I search everywhere; inside the bedroom, the cupboards, the stack of dishes in the kitchen, the shoe rack, among clothes and toys, refrigerator, closet, I would keep searching in every nook and corner. And at the end of it, tired and depressed when I would come back to bed it is already the orange dawn knocking at my window. I stare outside at the share of my bluish orange sky and wonder if I had by mistake let that love get merged into the wide! I should have been more cautious and I know tonight I would have to search for it all over again.
He tells me to consult a doctor, gives me sleeping pills. I can sense the irritation on his stiff shoulders. I promise not to disturb his sleep again yet quietly throw away those pills into the dust bin, for I know that I have to continue my search. I have got to find out those lost love words and those forgotten caresses.
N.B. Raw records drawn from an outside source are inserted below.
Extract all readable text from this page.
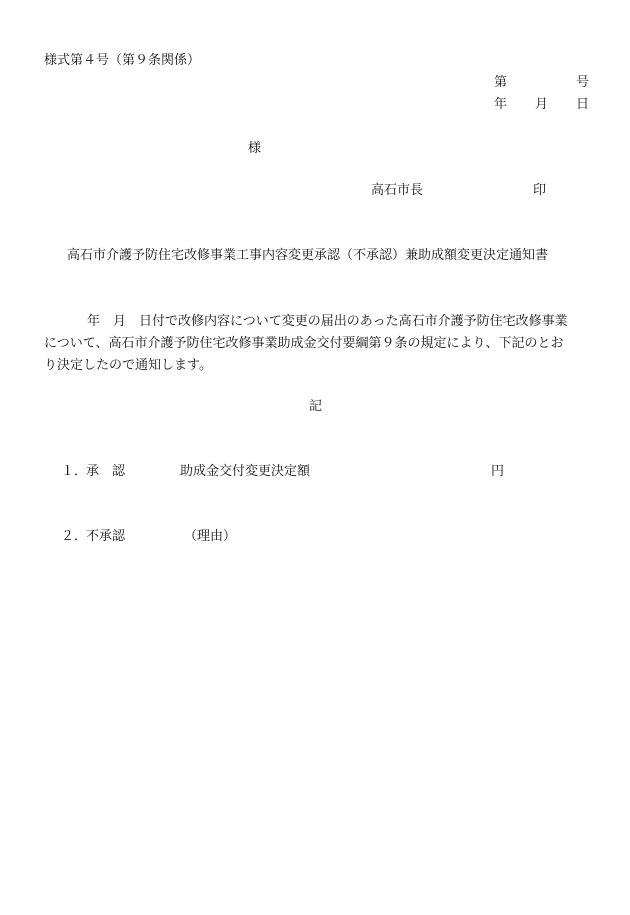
様式第４号（第９条関係）
第	号
年 月 日
様
高石市長	印
高石市介護予防住宅改修事業工事内容変更承認（不承認）兼助成額変更決定通知書
年　月　日付で改修内容について変更の届出のあった高石市介護予防住宅改修事業
について、高石市介護予防住宅改修事業助成金交付要綱第９条の規定により、下記のとお
り決定したので通知します。
記
１．
承　認	助成金交付変更決定額	円
２．
不承認	（理由）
I am not sure exactly when they were lost! Was it the day when he came back from office and wanted me to go to the pub and I refused? Or was it when he asked me to move away as I was blocking his view in my childlike enthusiasm when he wanted to watch his favorite news channel? Or was it the day when he pushed aside the meal I cooked in anger? May be it was the day when the doctor told me that I am pregnant again and I dared to argue with him to keep the baby! I am not sure. All I know is that I have got to find out my lost love! Not for anyone else but for me. So that I can smile again like the passionate lightning, so that my laughter sounds like the tinkling stream one more time.
There are no people in my search; neither him nor anyone else. It is just about that word ‘love’, a word that I have never understood before, a melting, sighing warm word. Someday I will find it out and it would be like rain. I would lift my face up to it and like rain it would wash away all those frowns and creases, leaving me fresh and ready to begin.